Ivan's Inferences #4
Running Deep-Agent in Production:Lessons from the Trenches
I've spent the past few months running deepagents in production, and I'll be honest—it was more expensive and complex than I expected. If you haven't heard of it, deepagents draws heavy inspiration from Claude Code—Anthropic's popular CLI tool that's proven remarkably effective at complex, multi-step tasks. The good news? If you're just getting started with v1, you can skip most of my painful learning curve. Here's what I wish I knew from day one.
Why Deep-Agent Over Supervisors?
If you've built multi-agent systems before, you've probably tried the supervisor pattern—one LLM routing tasks to specialized agents. It works, but it has problems:
- Shallow reasoning: Supervisors make surface-level routing decisions without deep task understanding
- Context fragmentation: Each agent call starts fresh, losing continuity
- Manual orchestration: You're writing the coordination logic yourself
deepagents takes a different approach. It uses a hierarchical planner that breaks down complex tasks, maintains context across subagent calls via a filesystem backend, and handles the orchestration automatically. It also includes a built-in todo tool (inspired by Claude Code) that lets the agent track its own progress through multi-step tasks—something supervisors can't do well. The result is more coherent outputs with less boilerplate code.
I started with a supervisor pattern, spent weeks debugging coordination issues, then switched to deepagents. The upgrade to v1 was painful (breaking changes), but the architecture is fundamentally better. If you're starting fresh, just use v1 and skip the pain.
The Expensive Reality Check
Deep agents aren't like simple chat applications. A single task might:
- Make 10-50+ LLM calls across orchestrator and subagents
- Take 30 seconds to several minutes
- Cost $1-10+ depending on complexity
My first production bill was... eye-opening. But after a lot of iteration, I've found patterns that work.
1. Don't Block Your API—Use Workers
This was my first mistake. I invoked the agent directly in my API handler. Timeouts everywhere.
The fix is simple: use a message queue (Redis Streams, SQS, whatever you have) and dedicated worker processes.
API Request → Queue → Worker Process
↓ ↓
"Task queued" Agent executesYour API returns immediately, workers pick up tasks and run them in the background. Scale workers horizontally as needed. Handle poison messages by acknowledging failures to prevent infinite retries.
2. Control Your Costs (Before They Control You)
Here's the insight that saved me the most money: not all LLM calls need reasoning models.
The orchestrator just routes tasks and tracks state—that's pattern matching, not deep thinking. Use a cheap model (gpt-4o-mini) for orchestration and save the reasoning models (o3-mini) for subagents that do the actual work.
| Role | Recommended Model | Cost/1M tokens |
|---|---|---|
| Orchestrator | gpt-4o-mini | ~$0.15 |
| Worker/Critique Agents | o3-mini | ~$1.10 |
Use feature flags to control model selection per user or organization. This lets you A/B test, roll out gradually, and quickly rollback if costs spike.
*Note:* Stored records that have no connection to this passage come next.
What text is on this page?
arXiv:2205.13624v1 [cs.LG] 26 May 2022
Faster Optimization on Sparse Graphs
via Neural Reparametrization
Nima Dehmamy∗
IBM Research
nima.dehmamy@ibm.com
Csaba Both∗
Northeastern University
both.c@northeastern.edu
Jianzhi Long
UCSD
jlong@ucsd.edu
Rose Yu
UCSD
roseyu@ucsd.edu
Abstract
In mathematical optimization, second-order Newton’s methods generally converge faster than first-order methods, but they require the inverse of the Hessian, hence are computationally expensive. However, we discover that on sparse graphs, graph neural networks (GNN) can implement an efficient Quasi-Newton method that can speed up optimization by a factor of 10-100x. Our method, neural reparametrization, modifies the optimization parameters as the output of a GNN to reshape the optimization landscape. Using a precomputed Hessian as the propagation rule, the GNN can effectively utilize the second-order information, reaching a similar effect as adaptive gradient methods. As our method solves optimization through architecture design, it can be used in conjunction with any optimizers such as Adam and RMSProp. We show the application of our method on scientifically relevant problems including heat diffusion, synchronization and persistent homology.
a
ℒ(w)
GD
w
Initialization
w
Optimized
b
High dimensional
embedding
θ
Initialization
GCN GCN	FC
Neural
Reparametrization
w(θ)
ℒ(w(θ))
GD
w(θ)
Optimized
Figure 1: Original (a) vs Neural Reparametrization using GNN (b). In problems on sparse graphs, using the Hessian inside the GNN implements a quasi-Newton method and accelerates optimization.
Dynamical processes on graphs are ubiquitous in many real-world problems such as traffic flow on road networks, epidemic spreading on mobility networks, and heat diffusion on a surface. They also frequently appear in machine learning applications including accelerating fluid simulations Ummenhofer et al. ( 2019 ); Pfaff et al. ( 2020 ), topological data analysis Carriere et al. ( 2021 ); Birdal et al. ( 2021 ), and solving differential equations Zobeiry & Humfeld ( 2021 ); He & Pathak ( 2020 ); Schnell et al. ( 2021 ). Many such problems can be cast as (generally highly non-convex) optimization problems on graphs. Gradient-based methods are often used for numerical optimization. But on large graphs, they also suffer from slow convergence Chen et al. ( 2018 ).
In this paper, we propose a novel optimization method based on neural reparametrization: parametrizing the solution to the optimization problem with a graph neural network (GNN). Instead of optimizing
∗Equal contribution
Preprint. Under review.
Other cost controls that helped:
- Set
max_tokenslimits on every call - Cache web search and knowledge base results
- Skip re-processing if you already have high-confidence results
- Add output length constraints to your prompts
- Rate limit per user/org
Use the Filesystem Backend
This one's important: deepagents v1 supports a filesystem backend that writes intermediate results to files instead of keeping everything in context. This dramatically reduces token usage on complex tasks. If you're generating substantial intermediate artifacts, this alone can cut costs significantly.
3. Web Search Isn't Enough
For enterprise use cases, public web search misses too much:
- Internal knowledge and policies
- Who knows what (relationship context)
- Meeting discussions and decisions
Build a unified tool that queries multiple sources in parallel—documents, chat history, people directory, calendar, etc. Use Promise.allSettled so one slow or failing source doesn't block the others.
Quick Wins
Architecture:
- Separate API from workers—never run expensive agent work in request handlers
- Add circuit breakers for flaky tools/APIs
- Use structured outputs for reliability
User Experience:
- Send progress updates during long tasks ("Gathering context...", "Processing...")
- Save intermediate state so crashed tasks can resume
- Monitor your queue depth—if it's growing, you need more workers
The Bottom Line
Running deep agents in production is more like running a data pipeline than a chat app. You need:
- Async processing: Workers, queues, background execution
- Cost controls: Tiered models, caching, rate limits, filesystem backend
- Rich context: Custom tools beyond web search
- Observability: Track tokens, costs, and latency per call
The deepagents v1 library handles a lot of the complexity I had to build myself. If you're starting fresh, you're in a much better position than I was. Just remember: treat your deep agent like the expensive, powerful tool it is. Give it proper infrastructure from the start, and you'll avoid the painful lessons I learned the hard way.